After the cores are taken, they are moved to a refrigerator unit until analysis to help preserve the integrity of the samples and slow down any chemical processes that will change the chemistry and composure of the soils.

Once the cores are cut open and split into two halves, they are divided into different soil horizons or layers based on physical (texture, color, % shell fragments, etc.) or chemical differences (pH, presence of sulfidic materials, etc.).

A subaqueous soil sample is being described by scientists; the orange/red portion identified shows an organic soil horizon – photo by Kristin Adams

In the photo on the left, the red/orange color of the soil is organic soil material, in this case plant roots developed in terrestrial tidal marsh that have been buried and preserved for perhaps hundreds of years. After the horizons are marked out, they are each measured for depth and assigned a color using the Munsell color chart.

Next, each horizon is given a USDA texture class based off the soil properties, such as a loamy fine sand or a silty clay loam as pictured here. Texture is determined using a ribbon test, if the sample is gritty or smooth, how well the sample holds together in a ball, how sticky it is and a fluidity test that all help scientists determine the percent of sand, silt, and clay in each sample.

Other analysis is performed including an odor test, pH test, degree or decomposition for organic horizons, and peroxide test, using 3% and 30% hydrogen peroxide solutions to determine the presence of sulfidic materials. The presence of shell fragments, roots, or any other buried materials are also noted in the description.

The two landforms observed are a wash over sand flat, which consists mostly of sandy material from the barrier island washed over and deposited directly behind the barrier island due to strong storm events, and submerged wave-cut platform/eroded marshes, which are associated with wave eroded marsh edges that typically have more silt and clay properties (muddy). These often have organic soil materials sequestered (buried) in the soil profile and are therefore a very important blue carbon sink. 

After the analysis is complete and the core has been fully described, the characteristics are used to classify the soil and determine the soil series. The soils described and data collected will then be used to develop soil map units in the new subaqueous soil survey. Each soil series and mapping unit contains its own set of information, and once interpreted is available for viewing on Web Soil Survey

Coastal Zone Soil Interpretations

New Coastal Zone soil interpretations are available on Web Soil Survey for completed CZSS areas.  These interpretations include suitability for Eastern Oyster Habitat Restoration, Eelgrass Restoration, Hard Clam Habitat, CMECS substrate classes, and Land Utilization of Dredged Materials, with many more coming soon.

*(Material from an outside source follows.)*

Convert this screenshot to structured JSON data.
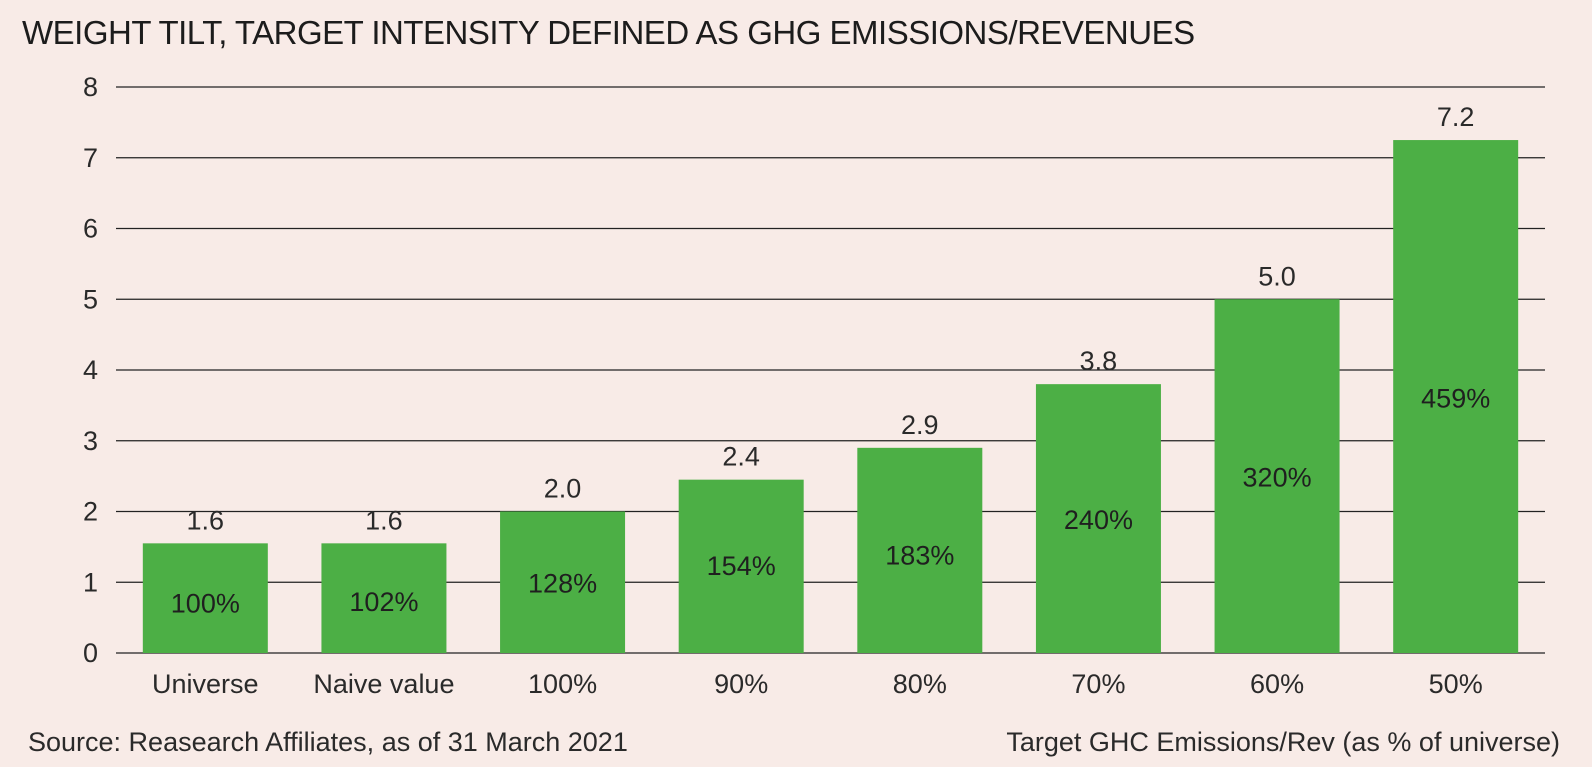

A variety of partners, state and federal agencies, and universities can use this information for a variety of purposes from determining suitability for shellfish and SAV habitat, planning research and restoration efforts, managing dredging projects, determining valuable blue carbon sequestration areas, and many more applications.

From left to right, Ben Hayden and Rachel Hammack (OCSCD) & David Steinmann and Adam DeWolfe (NRCS) determine the different horizons of the subaqueous soil sample – photo by Kristin Adams

An example of a coastal zone soil survey map as available on Web Soil Survey and the many suitability and limitation ratings available to help interpret the map.